O mercado de hardware gamer enfrenta novas pressões inflacionárias. Seguindo os passos da concorrente NVIDIA, a AMD planeja elevar os preços de suas placas de vídeo a partir de agosto de 2026. Conforme informações divulgadas pelo ChannelGate, a fabricante notificou suas parceiras sobre um reajuste de pelo menos 10% nos pacotes que englobam o chip gráfico (GPU) e os módulos de memória.
A alteração tarifária estava inicialmente cotada para entrar em vigor em julho, mas acabou adiada devido à demanda enfraquecida no período, à presença de estoques antigos no mercado e ao receio de uma reação negativa dos consumidores diante de componentes cada vez mais caros.

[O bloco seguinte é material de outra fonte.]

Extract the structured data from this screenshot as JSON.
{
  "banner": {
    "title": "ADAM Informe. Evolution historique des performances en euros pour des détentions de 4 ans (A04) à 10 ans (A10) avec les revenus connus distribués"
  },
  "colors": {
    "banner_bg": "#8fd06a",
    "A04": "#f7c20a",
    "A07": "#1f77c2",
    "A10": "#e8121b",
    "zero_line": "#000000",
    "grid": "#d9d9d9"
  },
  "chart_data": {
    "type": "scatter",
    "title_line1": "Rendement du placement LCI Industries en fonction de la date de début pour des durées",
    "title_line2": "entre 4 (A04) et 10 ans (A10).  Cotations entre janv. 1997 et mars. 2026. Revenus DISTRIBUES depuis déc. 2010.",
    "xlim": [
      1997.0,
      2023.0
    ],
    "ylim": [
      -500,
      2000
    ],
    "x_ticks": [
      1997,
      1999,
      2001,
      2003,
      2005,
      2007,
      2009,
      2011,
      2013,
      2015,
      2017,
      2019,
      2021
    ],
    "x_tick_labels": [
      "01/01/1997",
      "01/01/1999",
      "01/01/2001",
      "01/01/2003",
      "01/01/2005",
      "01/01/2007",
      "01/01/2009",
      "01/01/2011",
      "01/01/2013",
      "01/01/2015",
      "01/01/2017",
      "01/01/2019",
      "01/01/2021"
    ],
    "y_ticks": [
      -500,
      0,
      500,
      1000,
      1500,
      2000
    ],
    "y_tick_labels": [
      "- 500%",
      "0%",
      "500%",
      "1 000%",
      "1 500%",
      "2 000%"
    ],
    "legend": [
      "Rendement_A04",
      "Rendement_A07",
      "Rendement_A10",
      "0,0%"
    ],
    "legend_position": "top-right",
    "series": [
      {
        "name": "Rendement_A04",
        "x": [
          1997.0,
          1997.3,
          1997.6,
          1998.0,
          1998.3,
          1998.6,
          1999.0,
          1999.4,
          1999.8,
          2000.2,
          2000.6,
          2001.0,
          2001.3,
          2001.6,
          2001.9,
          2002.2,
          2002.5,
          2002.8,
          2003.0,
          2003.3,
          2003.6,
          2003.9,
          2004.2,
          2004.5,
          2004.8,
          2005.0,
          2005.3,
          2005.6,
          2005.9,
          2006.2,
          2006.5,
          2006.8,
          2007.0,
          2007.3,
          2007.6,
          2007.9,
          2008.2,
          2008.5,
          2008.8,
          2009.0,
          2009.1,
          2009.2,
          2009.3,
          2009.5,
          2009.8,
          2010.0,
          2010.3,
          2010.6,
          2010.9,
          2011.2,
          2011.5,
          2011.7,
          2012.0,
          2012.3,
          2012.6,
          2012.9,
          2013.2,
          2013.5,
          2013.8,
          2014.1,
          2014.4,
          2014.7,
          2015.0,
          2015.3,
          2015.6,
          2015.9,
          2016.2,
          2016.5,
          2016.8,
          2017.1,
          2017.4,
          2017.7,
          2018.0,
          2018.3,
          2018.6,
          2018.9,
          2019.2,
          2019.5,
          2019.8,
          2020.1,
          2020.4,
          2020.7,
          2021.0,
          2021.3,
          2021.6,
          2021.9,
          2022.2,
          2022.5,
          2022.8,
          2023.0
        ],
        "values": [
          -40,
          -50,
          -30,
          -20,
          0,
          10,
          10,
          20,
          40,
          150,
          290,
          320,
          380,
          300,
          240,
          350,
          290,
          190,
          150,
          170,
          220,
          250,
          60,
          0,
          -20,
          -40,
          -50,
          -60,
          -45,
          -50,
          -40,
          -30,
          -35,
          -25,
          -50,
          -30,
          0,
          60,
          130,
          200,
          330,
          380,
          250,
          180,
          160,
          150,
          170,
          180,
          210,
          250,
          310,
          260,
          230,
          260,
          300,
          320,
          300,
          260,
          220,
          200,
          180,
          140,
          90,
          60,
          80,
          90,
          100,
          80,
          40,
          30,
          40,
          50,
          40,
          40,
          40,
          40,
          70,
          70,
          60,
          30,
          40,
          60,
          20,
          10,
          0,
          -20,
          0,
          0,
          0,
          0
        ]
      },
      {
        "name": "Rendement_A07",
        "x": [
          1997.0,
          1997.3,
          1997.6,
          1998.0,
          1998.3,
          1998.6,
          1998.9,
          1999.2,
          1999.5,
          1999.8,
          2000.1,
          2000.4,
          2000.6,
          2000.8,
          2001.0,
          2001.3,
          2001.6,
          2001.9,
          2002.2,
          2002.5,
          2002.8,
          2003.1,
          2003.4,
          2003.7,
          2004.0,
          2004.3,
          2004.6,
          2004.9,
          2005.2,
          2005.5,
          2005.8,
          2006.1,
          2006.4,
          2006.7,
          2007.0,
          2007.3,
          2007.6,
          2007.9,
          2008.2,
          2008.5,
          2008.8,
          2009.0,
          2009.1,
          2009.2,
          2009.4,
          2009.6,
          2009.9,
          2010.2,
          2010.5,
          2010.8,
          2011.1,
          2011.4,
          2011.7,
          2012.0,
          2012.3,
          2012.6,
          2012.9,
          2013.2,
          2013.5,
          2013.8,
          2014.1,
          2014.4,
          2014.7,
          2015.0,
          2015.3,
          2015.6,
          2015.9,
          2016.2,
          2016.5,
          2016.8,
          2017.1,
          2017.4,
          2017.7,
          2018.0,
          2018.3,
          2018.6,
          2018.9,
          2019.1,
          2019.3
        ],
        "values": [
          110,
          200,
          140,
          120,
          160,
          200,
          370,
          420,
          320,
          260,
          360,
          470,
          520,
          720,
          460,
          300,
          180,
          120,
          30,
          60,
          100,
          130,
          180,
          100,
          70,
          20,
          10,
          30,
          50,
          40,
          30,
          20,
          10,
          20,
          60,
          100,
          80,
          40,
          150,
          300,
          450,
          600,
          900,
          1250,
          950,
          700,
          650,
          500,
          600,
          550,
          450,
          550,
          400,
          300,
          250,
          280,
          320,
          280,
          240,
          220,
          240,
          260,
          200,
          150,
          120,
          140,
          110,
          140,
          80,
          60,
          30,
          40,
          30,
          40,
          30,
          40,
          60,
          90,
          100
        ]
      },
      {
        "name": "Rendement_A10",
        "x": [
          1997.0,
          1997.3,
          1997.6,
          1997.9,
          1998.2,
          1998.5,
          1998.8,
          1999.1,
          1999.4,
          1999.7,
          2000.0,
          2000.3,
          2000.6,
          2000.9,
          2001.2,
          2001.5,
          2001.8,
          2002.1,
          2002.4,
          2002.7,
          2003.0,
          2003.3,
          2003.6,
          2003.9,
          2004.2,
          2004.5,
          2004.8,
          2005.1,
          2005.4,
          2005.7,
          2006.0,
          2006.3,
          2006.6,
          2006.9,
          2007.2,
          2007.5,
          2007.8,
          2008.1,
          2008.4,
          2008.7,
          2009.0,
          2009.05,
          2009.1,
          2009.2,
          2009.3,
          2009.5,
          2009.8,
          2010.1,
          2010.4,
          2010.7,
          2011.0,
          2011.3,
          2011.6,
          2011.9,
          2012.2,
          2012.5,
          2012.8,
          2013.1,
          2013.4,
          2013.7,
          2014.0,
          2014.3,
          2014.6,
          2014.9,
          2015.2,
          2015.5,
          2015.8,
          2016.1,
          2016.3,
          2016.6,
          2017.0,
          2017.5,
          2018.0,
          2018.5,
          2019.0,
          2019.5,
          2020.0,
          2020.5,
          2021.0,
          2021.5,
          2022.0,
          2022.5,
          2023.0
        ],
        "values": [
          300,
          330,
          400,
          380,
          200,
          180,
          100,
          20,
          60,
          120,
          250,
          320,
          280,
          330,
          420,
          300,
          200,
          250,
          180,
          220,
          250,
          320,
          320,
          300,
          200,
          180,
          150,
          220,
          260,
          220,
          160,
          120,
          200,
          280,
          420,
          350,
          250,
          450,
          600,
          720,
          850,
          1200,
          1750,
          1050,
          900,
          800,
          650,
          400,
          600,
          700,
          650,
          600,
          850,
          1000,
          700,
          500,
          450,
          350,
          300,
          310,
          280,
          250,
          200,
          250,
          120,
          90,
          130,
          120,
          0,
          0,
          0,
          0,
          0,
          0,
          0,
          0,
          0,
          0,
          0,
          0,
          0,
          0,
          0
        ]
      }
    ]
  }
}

O impacto nos kits de GPU e nas parceiras (AIBs)
O encarecimento afetará diretamente os chamados kits de componentes fornecidos para as fabricantes parceiras de placas — conhecidas como AIBs —, a exemplo de marcas como ASUS, Sapphire e XFX. Essas empresas compram os pacotes da AMD para desenvolver os modelos finais de placas de vídeo, o que inclui a elaboração de:
- Sistemas de refrigeração customizados.
- Circuitos de alimentação elétrica (VRM).
- O design geral e o acabamento do produto.
O reajuste significa placas 10% mais caras no varejo?
Apesar do índice de 10% aplicado aos componentes básicos, especialistas apontam que isso não significa que todas as placas Radeon encarecerão exatamente nessa mesma proporção para o consumidor final. O kit fornecido pela AMD compõe apenas uma parcela do custo total de fabricação; cabendo a cada marca parceira decidir se absorve parte do reajuste ou se o repassa integralmente às prateleiras.
Além disso, os efeitos não serão imediatos. O estoque atual armazenado por distribuidoras foi adquirido com base nos valores antigos. O impacto real nos preços ao consumidor deverá ser sentido de forma gradativa, à medida que os novos lotes começarem a chegar às lojas físicas e virtuais.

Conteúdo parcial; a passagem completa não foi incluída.